- Developers: Vavel Games; Kabam (formerly);
- Publishers: Vavel Games; Kabam (formerly);
- Directors: Mike Wallis; Chris Bernert; John Balestrieri; Mikołaj Marcisz;
- Writer: John Karnay
- Platforms: Browser, Microsoft Windows, macOS
- Release: February 16, 2013
- Genre: Massively multiplayer online real-time strategy
- Mode: Multiplayer

= Imperium Galactic War =

2013 video game

Imperium Galactic War (abbreviated IGW) is a massively multiplayer online real-time strategy game by Vavel Games, originally developed and published by Kabam in 2013. The game runs on a freemium model, and is supported through the use of microtransactions.
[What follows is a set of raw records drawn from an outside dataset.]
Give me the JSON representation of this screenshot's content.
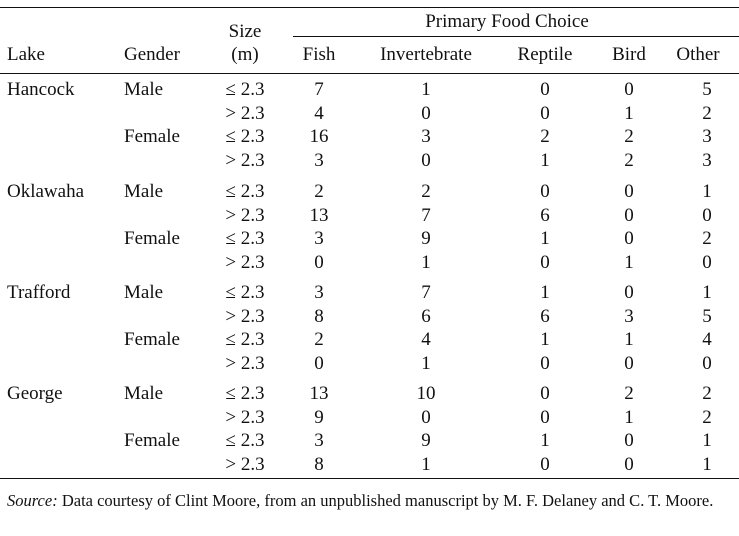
{
  "header": {
    "group_label": "Primary Food Choice",
    "size_label_1": "Size",
    "size_label_2": "(m)",
    "columns": [
      "Lake",
      "Gender",
      "Fish",
      "Invertebrate",
      "Reptile",
      "Bird",
      "Other"
    ]
  },
  "lakes": [
    {
      "name": "Hancock",
      "groups": [
        {
          "gender": "Male",
          "rows": [
            {
              "size": "≤ 2.3",
              "fish": "7",
              "invertebrate": "1",
              "reptile": "0",
              "bird": "0",
              "other": "5"
            },
            {
              "size": "> 2.3",
              "fish": "4",
              "invertebrate": "0",
              "reptile": "0",
              "bird": "1",
              "other": "2"
            }
          ]
        },
        {
          "gender": "Female",
          "rows": [
            {
              "size": "≤ 2.3",
              "fish": "16",
              "invertebrate": "3",
              "reptile": "2",
              "bird": "2",
              "other": "3"
            },
            {
              "size": "> 2.3",
              "fish": "3",
              "invertebrate": "0",
              "reptile": "1",
              "bird": "2",
              "other": "3"
            }
          ]
        }
      ]
    },
    {
      "name": "Oklawaha",
      "groups": [
        {
          "gender": "Male",
          "rows": [
            {
              "size": "≤ 2.3",
              "fish": "2",
              "invertebrate": "2",
              "reptile": "0",
              "bird": "0",
              "other": "1"
            },
            {
              "size": "> 2.3",
              "fish": "13",
              "invertebrate": "7",
              "reptile": "6",
              "bird": "0",
              "other": "0"
            }
          ]
        },
        {
          "gender": "Female",
          "rows": [
            {
              "size": "≤ 2.3",
              "fish": "3",
              "invertebrate": "9",
              "reptile": "1",
              "bird": "0",
              "other": "2"
            },
            {
              "size": "> 2.3",
              "fish": "0",
              "invertebrate": "1",
              "reptile": "0",
              "bird": "1",
              "other": "0"
            }
          ]
        }
      ]
    },
    {
      "name": "Trafford",
      "groups": [
        {
          "gender": "Male",
          "rows": [
            {
              "size": "≤ 2.3",
              "fish": "3",
              "invertebrate": "7",
              "reptile": "1",
              "bird": "0",
              "other": "1"
            },
            {
              "size": "> 2.3",
              "fish": "8",
              "invertebrate": "6",
              "reptile": "6",
              "bird": "3",
              "other": "5"
            }
          ]
        },
        {
          "gender": "Female",
          "rows": [
            {
              "size": "≤ 2.3",
              "fish": "2",
              "invertebrate": "4",
              "reptile": "1",
              "bird": "1",
              "other": "4"
            },
            {
              "size": "> 2.3",
              "fish": "0",
              "invertebrate": "1",
              "reptile": "0",
              "bird": "0",
              "other": "0"
            }
          ]
        }
      ]
    },
    {
      "name": "George",
      "groups": [
        {
          "gender": "Male",
          "rows": [
            {
              "size": "≤ 2.3",
              "fish": "13",
              "invertebrate": "10",
              "reptile": "0",
              "bird": "2",
              "other": "2"
            },
            {
              "size": "> 2.3",
              "fish": "9",
              "invertebrate": "0",
              "reptile": "0",
              "bird": "1",
              "other": "2"
            }
          ]
        },
        {
          "gender": "Female",
          "rows": [
            {
              "size": "≤ 2.3",
              "fish": "3",
              "invertebrate": "9",
              "reptile": "1",
              "bird": "0",
              "other": "1"
            },
            {
              "size": "> 2.3",
              "fish": "8",
              "invertebrate": "1",
              "reptile": "0",
              "bird": "0",
              "other": "1"
            }
          ]
        }
      ]
    }
  ],
  "source": {
    "label": "Source:",
    "text": " Data courtesy of Clint Moore, from an unpublished manuscript by M. F. Delaney and C. T. Moore."
  }
}
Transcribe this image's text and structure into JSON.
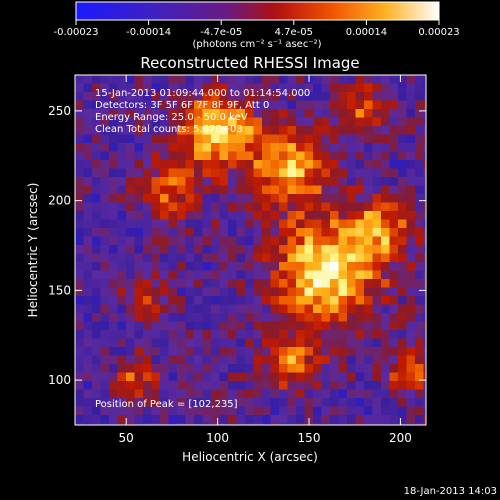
{
  "colorbar": {
    "tick_labels": [
      "-0.00023",
      "-0.00014",
      "-4.7e-05",
      "4.7e-05",
      "0.00014",
      "0.00023"
    ],
    "unit_label": "(photons cm⁻² s⁻¹ asec⁻²)",
    "range": [
      -0.00023,
      0.00023
    ]
  },
  "chart_data": {
    "type": "heatmap",
    "title": "Reconstructed RHESSI Image",
    "xlabel": "Heliocentric X (arcsec)",
    "ylabel": "Heliocentric Y (arcsec)",
    "xlim": [
      22,
      214
    ],
    "ylim": [
      75,
      270
    ],
    "x_ticks": [
      50,
      100,
      150,
      200
    ],
    "y_ticks": [
      100,
      150,
      200,
      250
    ],
    "info_lines": [
      "15-Jan-2013 01:09:44.000 to 01:14:54.000",
      "Detectors: 3F 5F 6F 7F 8F 9F, Att 0",
      "Energy Range: 25.0 - 50.0 keV",
      "Clean     Total counts: 5.67E+03"
    ],
    "peak_annotation": "Position of Peak = [102,235]",
    "peak": [
      102,
      235
    ],
    "colormap": [
      "#1a1aff",
      "#3a1f9e",
      "#5a2aa0",
      "#8a1a2a",
      "#c11a00",
      "#f26400",
      "#ffb31a",
      "#fff27a",
      "#ffffff"
    ],
    "bright_regions": [
      {
        "x": 160,
        "y": 160,
        "sigma": 20,
        "amp": 1.0
      },
      {
        "x": 100,
        "y": 238,
        "sigma": 14,
        "amp": 0.95
      },
      {
        "x": 140,
        "y": 220,
        "sigma": 16,
        "amp": 0.75
      },
      {
        "x": 72,
        "y": 205,
        "sigma": 12,
        "amp": 0.55
      },
      {
        "x": 190,
        "y": 185,
        "sigma": 12,
        "amp": 0.6
      },
      {
        "x": 60,
        "y": 145,
        "sigma": 9,
        "amp": 0.45
      },
      {
        "x": 55,
        "y": 100,
        "sigma": 9,
        "amp": 0.5
      },
      {
        "x": 140,
        "y": 110,
        "sigma": 12,
        "amp": 0.55
      },
      {
        "x": 205,
        "y": 105,
        "sigma": 10,
        "amp": 0.45
      },
      {
        "x": 180,
        "y": 250,
        "sigma": 10,
        "amp": 0.5
      }
    ]
  },
  "timestamp": "18-Jan-2013 14:03"
}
The premise of the game is simple; players begin by picking which faction they would like to be a part of. There are three factions. The Tyrannar Empire, The Sovereignty, and The Intergalactic Alliance. Whichever decision the player makes, will ultimately effect the way the rest of their game-play looks, feels, and functions. Each player has their own starbase, and fleets they have to upgrade in order to defend themselves from other players, or even attack other players and non-player characters (NPCs). Players can earn experience points and level up by upgrading their fleets and starbase, completing game missions, and engaging in live combat with other players and NPCs.

== Development ==
Original directors, developers, and producers included Mike Wallis, who has worked on titles such as Eve Online, and Chris Bernert, whose titles include games like The Lord of the Rings Online, and Dungeons & Dragons Online. Current directors, developers, and producers include John Balestrieri, who oversaw the original game's development, and is an adviser to international gaming and media companies around the world, and Mikołaj Marcisz. Marcisz is the co-founder of Vavel, and is the adviser to a number of gaming companies, he graduated from the Warsaw School of Film Video Game Development Course.

=== Shutdown and revival===
The original iteration of the game shut down as of November 4, 2013, within the same year it started. This occurred due to layoffs at the game's original company, Kabam.

On March 31, 2017, Imperium Galactic War was acquired by Vavel Games from AfterShock (formerly Kabam). Vavel's CEO John Balestrieri had been the Tech Director on the project. The game is being developed in order to bring it back to the online, and eventually PC base.